The first program is going to consume sizeof(long) bytes on the stack, and the second is going to consume sizeof(long*). Typically long* will be at least as big as a long, so you could say that the second program might use more memory (depends on the compiler and architecture).
On the other hand, stack memory is allocated with OS memory page granularity (4KB would be a good estimate), so both programs are almost guaranteed to use the same number of memory pages for the stack. In this sense, from the viewpoint of someone observing the system, memory usage is going to be identical.
But it gets better: the compiler is free to decide (depending on settings) that you are not really doing anything with these local variables, so it might decide to simply not allocate any memory at all in both cases.
And finally you have to answer the "what does the pointer point to" question (as others have said, the way the program is currently written it will almost surely crash due to accessing invalid memory when it runs).
Assuming that it does not (let's say the pointer is initialized to a valid memory address), would you count that memory as being "used"?
Update (long* a = new long edit):
Now we know that the pointer will be valid, and heap memory will be allocated for a long (but not released!). Stack allocation is the same as before, but now example2 will also use at least sizeof(long) bytes on the heap as well (in all likelihood it will use even more, but you can't tell how much because that depends on the heap allocator in use, which in turn depends on compiler settings etc).
Now from the viewpoint of someone observing the system, it is still unlikely that the two programs will exhibit different memory footprints (because the heap allocator will most likely satisfy the request for the new long in example2 from memory in a page that it has already received from the OS), but there will certainly be less free memory available in the address space of the process. So in this sense, example2 would use more memory. How much more? Depends on the overhead of the allocation which is unknown as discussed previously.
Finally, since example2 does not release the heap memory before it exits (i.e. there is a memory leak), it will continue using heap memory even after it returns while example1 will not.
There is only one way to know, which is by measuring.
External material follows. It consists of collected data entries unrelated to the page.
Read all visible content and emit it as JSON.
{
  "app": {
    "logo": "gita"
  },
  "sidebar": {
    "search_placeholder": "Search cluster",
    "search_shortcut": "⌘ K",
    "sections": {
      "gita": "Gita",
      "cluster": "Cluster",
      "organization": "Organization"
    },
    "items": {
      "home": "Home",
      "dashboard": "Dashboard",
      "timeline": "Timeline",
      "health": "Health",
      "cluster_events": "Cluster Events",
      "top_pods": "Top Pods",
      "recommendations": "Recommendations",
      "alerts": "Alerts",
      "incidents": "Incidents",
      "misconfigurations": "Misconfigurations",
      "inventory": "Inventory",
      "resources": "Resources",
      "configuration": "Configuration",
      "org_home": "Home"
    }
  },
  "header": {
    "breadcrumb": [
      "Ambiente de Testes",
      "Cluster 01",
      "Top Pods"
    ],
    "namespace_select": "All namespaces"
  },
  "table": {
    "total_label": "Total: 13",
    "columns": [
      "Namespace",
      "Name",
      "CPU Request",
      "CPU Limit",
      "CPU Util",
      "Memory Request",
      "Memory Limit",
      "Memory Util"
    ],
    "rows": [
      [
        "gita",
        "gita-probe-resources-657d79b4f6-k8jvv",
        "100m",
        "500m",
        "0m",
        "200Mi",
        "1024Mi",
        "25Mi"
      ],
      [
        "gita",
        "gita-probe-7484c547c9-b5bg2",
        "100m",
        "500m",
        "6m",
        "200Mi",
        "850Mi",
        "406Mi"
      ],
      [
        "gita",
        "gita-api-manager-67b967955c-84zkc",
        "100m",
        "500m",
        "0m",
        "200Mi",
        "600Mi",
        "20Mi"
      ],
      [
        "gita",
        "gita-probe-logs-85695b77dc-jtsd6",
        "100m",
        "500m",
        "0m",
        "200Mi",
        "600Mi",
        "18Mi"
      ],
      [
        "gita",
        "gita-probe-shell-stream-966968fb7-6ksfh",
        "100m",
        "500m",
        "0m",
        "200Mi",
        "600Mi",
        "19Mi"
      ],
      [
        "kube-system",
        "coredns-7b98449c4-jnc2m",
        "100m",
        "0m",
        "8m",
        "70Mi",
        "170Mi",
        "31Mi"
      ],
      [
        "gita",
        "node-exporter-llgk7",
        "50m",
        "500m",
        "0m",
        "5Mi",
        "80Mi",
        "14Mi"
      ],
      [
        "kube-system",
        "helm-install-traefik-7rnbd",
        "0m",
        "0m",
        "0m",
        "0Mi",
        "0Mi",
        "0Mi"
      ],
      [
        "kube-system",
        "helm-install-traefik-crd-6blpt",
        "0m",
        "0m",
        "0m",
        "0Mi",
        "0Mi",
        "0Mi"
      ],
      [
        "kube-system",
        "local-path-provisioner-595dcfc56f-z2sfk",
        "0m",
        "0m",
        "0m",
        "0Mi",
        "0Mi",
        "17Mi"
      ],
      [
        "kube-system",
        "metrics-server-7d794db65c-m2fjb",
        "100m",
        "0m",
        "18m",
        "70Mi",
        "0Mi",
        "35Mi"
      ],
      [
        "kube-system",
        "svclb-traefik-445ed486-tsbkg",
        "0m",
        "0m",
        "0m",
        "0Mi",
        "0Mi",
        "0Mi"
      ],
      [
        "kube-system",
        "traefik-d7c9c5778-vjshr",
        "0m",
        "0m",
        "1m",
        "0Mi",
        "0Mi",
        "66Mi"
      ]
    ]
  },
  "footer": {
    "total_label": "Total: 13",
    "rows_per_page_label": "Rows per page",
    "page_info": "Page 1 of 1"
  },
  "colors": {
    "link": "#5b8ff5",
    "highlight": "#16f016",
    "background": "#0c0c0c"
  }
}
Since you never actually use any of the values you assign, a compiler could, under the "as-if rule" simply optimize both functions down to:
bool example1()
{
return true;
}
bool example2()
{
return true;
}
That would a perfectly valid interpretation of your code under the rules of C++. It's up to you to compile and measure it to see what actually happens.
Sigh, an edit to the question made a difference to the above. The main point still stands: you can't know unless you measure it. Now both of the functions can be optimized to:
bool example1()
{
cout << 0;
cout << 1;
cout << 2;
//and again...again until
cout << 1000001;
return true;
}
bool example2()
{
cout << 0;
cout << 1;
cout << 2;
//and again...again until
cout << 1000001;
return true;
}
example2() never allocates memory for the value referenced by pointer a. If it did, it would take slightly more memory because it would require the space required for a long as well as space for the pointer to it.
Also, no matter how many times you assign a value to a, no more memory is used.
example 2 has a problem of not allocating memory for the pointer. Pointer a initially has an unknown value which makes it to point to somewhere in memory. assigning values to this pointer corrupts the content of that somewhere.
both examples use same amount of memory. (which is 4 bytes.)